Skip to content
Prev 388449 / 398513 Next

Plotting the ASCII character set.

Hello Rolf Turner,

On Sat, 3 Jul 2021 14:02:59 +1200
Rolf Turner <r.turner at auckland.ac.nz> wrote:

            
Part of the problem is that the "\xb0" byte is not in ASCII, which
covers only the lower half of possible 8-bit bytes. I guess that the
strings containing bytes with highest bit set used to be interpreted as
Latin-1 on your machine, but now get interpreted as UTF-8, which
changes their meaning (in UTF-8, the highest bit being set indicates
that there will be more bytes to follow, making the string invalid if
there is none).

The good news is, since it's Latin-1, which is natively supported by R,
there are even multiple options:

1. Mark the string as Latin-1 by setting Encoding(a) <- 'latin1' and
let R do the re-encoding if and when Pango asks it for a UTF-8-encoded
string.

2. Decode Latin-1 into the locale encoding by using iconv(a, 'latin1',
'') (or set the third parameter to 'UTF-8', which would give almost the
same result on a machine with a UTF-8 locale). The result is, again, a
string where Encoding(a) matches the truth.
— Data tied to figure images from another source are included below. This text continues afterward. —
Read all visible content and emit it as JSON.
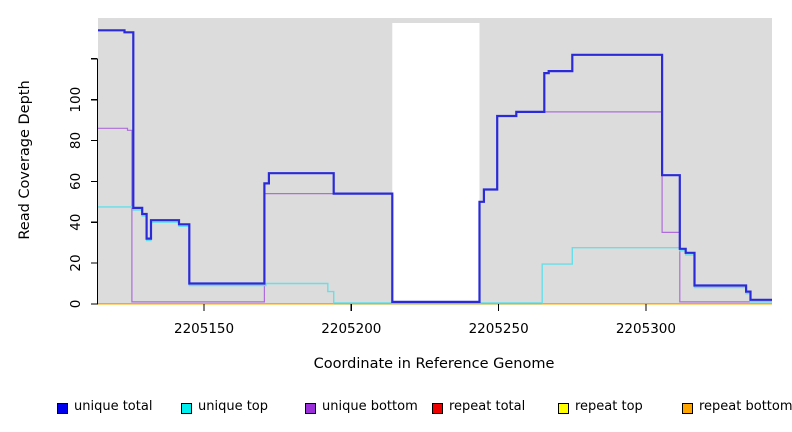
{
  "figure": {
    "x_label": "Coordinate in Reference Genome",
    "y_label": "Read Coverage Depth"
  },
  "chart_data": {
    "type": "line",
    "subtype": "step-coverage-depth",
    "title": "",
    "xlabel": "Coordinate in Reference Genome",
    "ylabel": "Read Coverage Depth",
    "xlim": [
      2205114,
      2205342.8
    ],
    "ylim": [
      0,
      140
    ],
    "grid": false,
    "legend_position": "bottom",
    "panel_background": "#DCDCDC",
    "gap_region": {
      "x1": 2205213.9,
      "x2": 2205243.5,
      "color": "#FFFFFF",
      "note_value_top": 137
    },
    "x_ticks": [
      {
        "value": 2205150,
        "label": "2205150"
      },
      {
        "value": 2205200,
        "label": "2205200"
      },
      {
        "value": 2205250,
        "label": "2205250"
      },
      {
        "value": 2205300,
        "label": "2205300"
      }
    ],
    "y_ticks": [
      {
        "value": 0,
        "label": "0"
      },
      {
        "value": 20,
        "label": "20"
      },
      {
        "value": 40,
        "label": "40"
      },
      {
        "value": 60,
        "label": "60"
      },
      {
        "value": 80,
        "label": "80"
      },
      {
        "value": 100,
        "label": "100"
      },
      {
        "value": 120,
        "label": ""
      }
    ],
    "series": [
      {
        "name": "unique total",
        "color": "#2A2AD8",
        "width": 2.2,
        "points": [
          [
            2205114,
            134
          ],
          [
            2205123,
            134
          ],
          [
            2205123,
            133
          ],
          [
            2205126,
            133
          ],
          [
            2205126,
            47
          ],
          [
            2205129,
            47
          ],
          [
            2205129,
            44
          ],
          [
            2205130.5,
            44
          ],
          [
            2205130.5,
            32
          ],
          [
            2205132,
            32
          ],
          [
            2205132,
            41
          ],
          [
            2205141.5,
            41
          ],
          [
            2205141.5,
            39
          ],
          [
            2205145,
            39
          ],
          [
            2205145,
            10
          ],
          [
            2205170.5,
            10
          ],
          [
            2205170.5,
            59
          ],
          [
            2205172,
            59
          ],
          [
            2205172,
            64
          ],
          [
            2205194,
            64
          ],
          [
            2205194,
            54
          ],
          [
            2205213.9,
            54
          ],
          [
            2205213.9,
            1
          ],
          [
            2205243.5,
            1
          ],
          [
            2205243.5,
            50
          ],
          [
            2205245,
            50
          ],
          [
            2205245,
            56
          ],
          [
            2205249.5,
            56
          ],
          [
            2205249.5,
            92
          ],
          [
            2205256,
            92
          ],
          [
            2205256,
            94
          ],
          [
            2205265.5,
            94
          ],
          [
            2205265.5,
            113
          ],
          [
            2205267,
            113
          ],
          [
            2205267,
            114
          ],
          [
            2205275,
            114
          ],
          [
            2205275,
            122
          ],
          [
            2205305.5,
            122
          ],
          [
            2205305.5,
            63
          ],
          [
            2205311.5,
            63
          ],
          [
            2205311.5,
            27
          ],
          [
            2205313.5,
            27
          ],
          [
            2205313.5,
            25
          ],
          [
            2205316.5,
            25
          ],
          [
            2205316.5,
            9
          ],
          [
            2205334,
            9
          ],
          [
            2205334,
            6
          ],
          [
            2205335.5,
            6
          ],
          [
            2205335.5,
            2
          ],
          [
            2205342.8,
            2
          ]
        ]
      },
      {
        "name": "unique top",
        "color": "#66E0E8",
        "width": 1.4,
        "points": [
          [
            2205114,
            47.5
          ],
          [
            2205126,
            47.5
          ],
          [
            2205126,
            46
          ],
          [
            2205129,
            46
          ],
          [
            2205129,
            43
          ],
          [
            2205130.5,
            43
          ],
          [
            2205130.5,
            31
          ],
          [
            2205132,
            31
          ],
          [
            2205132,
            40
          ],
          [
            2205141.5,
            40
          ],
          [
            2205141.5,
            38
          ],
          [
            2205145,
            38
          ],
          [
            2205145,
            9
          ],
          [
            2205171,
            9
          ],
          [
            2205171,
            10
          ],
          [
            2205192,
            10
          ],
          [
            2205192,
            6
          ],
          [
            2205194,
            6
          ],
          [
            2205194,
            0.5
          ],
          [
            2205264.8,
            0.5
          ],
          [
            2205264.8,
            19.5
          ],
          [
            2205275,
            19.5
          ],
          [
            2205275,
            27.5
          ],
          [
            2205311.5,
            27.5
          ],
          [
            2205311.5,
            26
          ],
          [
            2205313.5,
            26
          ],
          [
            2205313.5,
            24
          ],
          [
            2205316.5,
            24
          ],
          [
            2205316.5,
            8
          ],
          [
            2205334,
            8
          ],
          [
            2205334,
            5
          ],
          [
            2205335.5,
            5
          ],
          [
            2205335.5,
            1
          ],
          [
            2205342.8,
            1
          ]
        ]
      },
      {
        "name": "unique bottom",
        "color": "#AE6CDC",
        "width": 1.2,
        "points": [
          [
            2205114,
            86
          ],
          [
            2205124,
            86
          ],
          [
            2205124,
            85
          ],
          [
            2205125.5,
            85
          ],
          [
            2205125.5,
            1
          ],
          [
            2205170.5,
            1
          ],
          [
            2205170.5,
            54
          ],
          [
            2205213.9,
            54
          ],
          [
            2205213.9,
            1
          ],
          [
            2205243.5,
            1
          ],
          [
            2205243.5,
            50
          ],
          [
            2205245,
            50
          ],
          [
            2205245,
            56
          ],
          [
            2205249.5,
            56
          ],
          [
            2205249.5,
            92
          ],
          [
            2205256,
            92
          ],
          [
            2205256,
            94
          ],
          [
            2205305.5,
            94
          ],
          [
            2205305.5,
            35
          ],
          [
            2205311.5,
            35
          ],
          [
            2205311.5,
            1
          ],
          [
            2205342.8,
            1
          ]
        ]
      },
      {
        "name": "repeat total",
        "color": "#DD0000",
        "width": 1.2,
        "points": [
          [
            2205114,
            0
          ],
          [
            2205342.8,
            0
          ]
        ]
      },
      {
        "name": "repeat top",
        "color": "#F5F500",
        "width": 1.2,
        "points": [
          [
            2205114,
            0
          ],
          [
            2205342.8,
            0
          ]
        ]
      },
      {
        "name": "repeat bottom",
        "color": "#FFA500",
        "width": 1.3,
        "points": [
          [
            2205114,
            0
          ],
          [
            2205342.8,
            0
          ]
        ]
      }
    ],
    "baseline_overlay": {
      "comment": "green blended zero-line segment",
      "color": "#5CBD68",
      "x1": 2205194,
      "x2": 2205264.8,
      "value": 0.2
    },
    "legend": [
      {
        "label": "unique total",
        "color": "#0000EE"
      },
      {
        "label": "unique top",
        "color": "#00EEEE"
      },
      {
        "label": "unique bottom",
        "color": "#9B30DB"
      },
      {
        "label": "repeat total",
        "color": "#EE0000"
      },
      {
        "label": "repeat top",
        "color": "#FFFF00"
      },
      {
        "label": "repeat bottom",
        "color": "#FFA500"
      }
    ]
  }
}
Explicitly setting UTF-8
may be preferable on Windows machines running pre-UCRT builds of R
where the locale encoding may not contain all Latin-1 characters, but
that's not a problem for you, as far as I know.

For any encoding other than Latin-1 or UTF-8, option (2) is still valid.

I have verified that your example works on my GNU/Linux system with a
UTF-8 locale if I use either option.